Driving the news: Kirchner is running for vice president on a ticket with Alberto Fernández, and the pair received 47% of the vote in Argentina's primary election, far more than expected. That bested current President Mauricio Macri and his running mate, Miguel Ángel Pichetto, who had 33%, and 6 other tandems.
- If the country votes the same way in October's first round of elections, Fernández and Kirchner will win with no need for a run-off election.
Why it matters: Investors fear that outcome could put Argentina's billions of dollars of outstanding debt in jeopardy of default and prompt a renegotiation of the country's $57 billion loan deal with the IMF.

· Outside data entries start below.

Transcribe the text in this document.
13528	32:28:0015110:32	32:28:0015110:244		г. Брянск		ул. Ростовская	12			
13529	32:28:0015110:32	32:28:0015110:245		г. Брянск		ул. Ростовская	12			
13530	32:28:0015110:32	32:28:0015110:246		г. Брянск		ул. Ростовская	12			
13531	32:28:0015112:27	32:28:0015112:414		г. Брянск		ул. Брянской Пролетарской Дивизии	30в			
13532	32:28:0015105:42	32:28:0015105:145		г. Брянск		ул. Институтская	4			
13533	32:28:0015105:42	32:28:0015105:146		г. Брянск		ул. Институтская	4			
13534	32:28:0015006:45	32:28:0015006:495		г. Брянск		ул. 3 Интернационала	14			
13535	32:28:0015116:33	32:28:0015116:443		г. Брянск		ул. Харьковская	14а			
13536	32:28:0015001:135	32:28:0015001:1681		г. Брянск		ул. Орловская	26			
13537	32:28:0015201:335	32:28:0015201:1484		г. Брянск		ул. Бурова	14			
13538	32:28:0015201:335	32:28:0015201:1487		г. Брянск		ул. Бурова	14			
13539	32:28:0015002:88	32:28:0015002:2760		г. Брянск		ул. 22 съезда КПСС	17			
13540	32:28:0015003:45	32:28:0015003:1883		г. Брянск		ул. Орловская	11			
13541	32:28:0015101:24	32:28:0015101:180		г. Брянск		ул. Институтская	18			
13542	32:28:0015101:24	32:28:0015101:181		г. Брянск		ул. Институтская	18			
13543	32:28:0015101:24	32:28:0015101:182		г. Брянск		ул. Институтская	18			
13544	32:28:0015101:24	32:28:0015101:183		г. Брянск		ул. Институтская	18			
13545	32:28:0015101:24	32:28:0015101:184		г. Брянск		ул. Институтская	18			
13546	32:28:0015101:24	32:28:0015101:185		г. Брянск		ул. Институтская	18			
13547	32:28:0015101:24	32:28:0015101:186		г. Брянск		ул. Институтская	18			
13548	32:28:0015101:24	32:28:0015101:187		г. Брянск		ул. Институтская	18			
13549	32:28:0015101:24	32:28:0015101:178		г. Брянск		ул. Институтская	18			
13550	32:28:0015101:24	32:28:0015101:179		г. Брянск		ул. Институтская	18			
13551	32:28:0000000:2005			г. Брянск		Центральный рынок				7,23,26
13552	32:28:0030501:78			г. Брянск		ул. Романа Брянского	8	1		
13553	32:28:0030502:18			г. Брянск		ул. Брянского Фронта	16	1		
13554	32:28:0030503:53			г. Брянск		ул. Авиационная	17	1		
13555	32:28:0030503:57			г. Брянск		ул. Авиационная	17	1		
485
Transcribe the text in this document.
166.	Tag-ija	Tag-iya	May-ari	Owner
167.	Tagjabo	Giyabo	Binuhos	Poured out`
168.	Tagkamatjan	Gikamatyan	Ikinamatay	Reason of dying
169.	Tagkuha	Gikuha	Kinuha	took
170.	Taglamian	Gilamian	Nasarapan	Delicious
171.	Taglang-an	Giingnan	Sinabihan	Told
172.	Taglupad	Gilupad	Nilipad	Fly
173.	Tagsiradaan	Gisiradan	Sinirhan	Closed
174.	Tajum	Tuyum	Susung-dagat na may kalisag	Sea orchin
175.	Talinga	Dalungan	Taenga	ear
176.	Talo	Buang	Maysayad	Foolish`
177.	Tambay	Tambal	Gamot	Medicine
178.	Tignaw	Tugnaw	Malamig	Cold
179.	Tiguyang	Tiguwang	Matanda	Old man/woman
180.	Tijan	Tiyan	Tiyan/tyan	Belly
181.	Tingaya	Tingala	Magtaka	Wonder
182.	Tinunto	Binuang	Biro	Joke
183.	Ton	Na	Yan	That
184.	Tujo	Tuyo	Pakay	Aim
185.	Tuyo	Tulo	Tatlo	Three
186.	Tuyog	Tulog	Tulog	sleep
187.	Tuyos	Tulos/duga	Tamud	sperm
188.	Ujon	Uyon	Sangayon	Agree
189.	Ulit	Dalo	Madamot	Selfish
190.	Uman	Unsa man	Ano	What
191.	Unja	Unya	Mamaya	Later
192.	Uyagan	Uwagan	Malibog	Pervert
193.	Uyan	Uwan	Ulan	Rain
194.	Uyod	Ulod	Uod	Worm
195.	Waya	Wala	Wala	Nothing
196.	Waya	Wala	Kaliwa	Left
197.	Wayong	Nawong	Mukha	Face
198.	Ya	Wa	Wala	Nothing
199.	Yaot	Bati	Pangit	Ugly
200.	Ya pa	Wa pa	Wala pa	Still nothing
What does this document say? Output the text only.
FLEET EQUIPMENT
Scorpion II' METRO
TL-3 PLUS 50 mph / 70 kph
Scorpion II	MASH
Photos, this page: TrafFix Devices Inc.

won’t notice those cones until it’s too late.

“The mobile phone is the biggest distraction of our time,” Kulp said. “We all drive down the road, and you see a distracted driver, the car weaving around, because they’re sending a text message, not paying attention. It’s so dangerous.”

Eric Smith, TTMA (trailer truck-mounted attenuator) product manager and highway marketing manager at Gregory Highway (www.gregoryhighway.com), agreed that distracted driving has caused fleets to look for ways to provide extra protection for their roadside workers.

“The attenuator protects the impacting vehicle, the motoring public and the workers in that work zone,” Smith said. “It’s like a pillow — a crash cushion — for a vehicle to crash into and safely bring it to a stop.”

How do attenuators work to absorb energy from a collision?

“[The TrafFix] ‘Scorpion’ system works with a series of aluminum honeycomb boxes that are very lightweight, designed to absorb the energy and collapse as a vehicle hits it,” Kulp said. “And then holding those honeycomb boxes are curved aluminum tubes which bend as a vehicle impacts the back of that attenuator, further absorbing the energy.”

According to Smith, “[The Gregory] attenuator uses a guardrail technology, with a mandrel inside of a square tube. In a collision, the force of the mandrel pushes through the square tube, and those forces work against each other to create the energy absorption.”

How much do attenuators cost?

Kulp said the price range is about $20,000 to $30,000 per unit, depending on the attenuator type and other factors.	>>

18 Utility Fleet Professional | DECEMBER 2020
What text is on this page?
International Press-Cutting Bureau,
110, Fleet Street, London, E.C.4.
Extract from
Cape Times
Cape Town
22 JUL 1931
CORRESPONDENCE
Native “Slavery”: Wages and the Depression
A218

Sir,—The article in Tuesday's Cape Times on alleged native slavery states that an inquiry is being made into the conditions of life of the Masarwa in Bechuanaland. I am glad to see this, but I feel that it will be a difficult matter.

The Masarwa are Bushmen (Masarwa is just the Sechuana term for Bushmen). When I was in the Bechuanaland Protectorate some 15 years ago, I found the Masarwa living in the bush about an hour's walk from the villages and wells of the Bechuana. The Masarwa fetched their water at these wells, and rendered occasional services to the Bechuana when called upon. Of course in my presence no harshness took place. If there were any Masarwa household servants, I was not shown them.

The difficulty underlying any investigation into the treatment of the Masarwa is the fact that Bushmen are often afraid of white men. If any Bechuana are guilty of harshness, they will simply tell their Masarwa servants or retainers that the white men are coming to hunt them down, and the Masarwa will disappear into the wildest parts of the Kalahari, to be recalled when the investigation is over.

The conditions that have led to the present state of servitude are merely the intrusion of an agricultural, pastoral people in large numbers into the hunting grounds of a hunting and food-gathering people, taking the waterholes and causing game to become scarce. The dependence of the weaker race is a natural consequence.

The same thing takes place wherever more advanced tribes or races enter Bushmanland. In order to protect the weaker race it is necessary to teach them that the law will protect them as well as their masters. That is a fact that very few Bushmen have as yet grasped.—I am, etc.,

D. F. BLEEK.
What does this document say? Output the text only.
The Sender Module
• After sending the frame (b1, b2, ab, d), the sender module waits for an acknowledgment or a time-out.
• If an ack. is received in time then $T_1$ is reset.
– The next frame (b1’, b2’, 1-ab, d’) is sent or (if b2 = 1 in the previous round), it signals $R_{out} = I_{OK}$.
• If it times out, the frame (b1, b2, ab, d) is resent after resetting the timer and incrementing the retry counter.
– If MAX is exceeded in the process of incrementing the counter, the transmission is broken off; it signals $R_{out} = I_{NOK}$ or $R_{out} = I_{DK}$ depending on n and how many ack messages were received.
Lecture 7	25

Where it stands: Under Macri, Argentina has fallen into recession and the economy is in what analysts are calling a "Macrisis."
- Inflation is being choked off slowly by the central bank's unconventional monetary policies, and it is expected to grow at just 34% this year, but that may be too little too late.
- The country's GDP shrank 6% year-over-year in the first quarter.
- Its steadily increasing poverty rate hit 32% in 2018.
- The unemployment rate rose above 10% for the first time in at least a decade in Q1.
- Argentina's peso fell 5% against the dollar after Sunday's election results, Reuters reported. It most recently traded at higher than 48 per dollar, about triple the rate when Macri took over as president and its weakest level ever.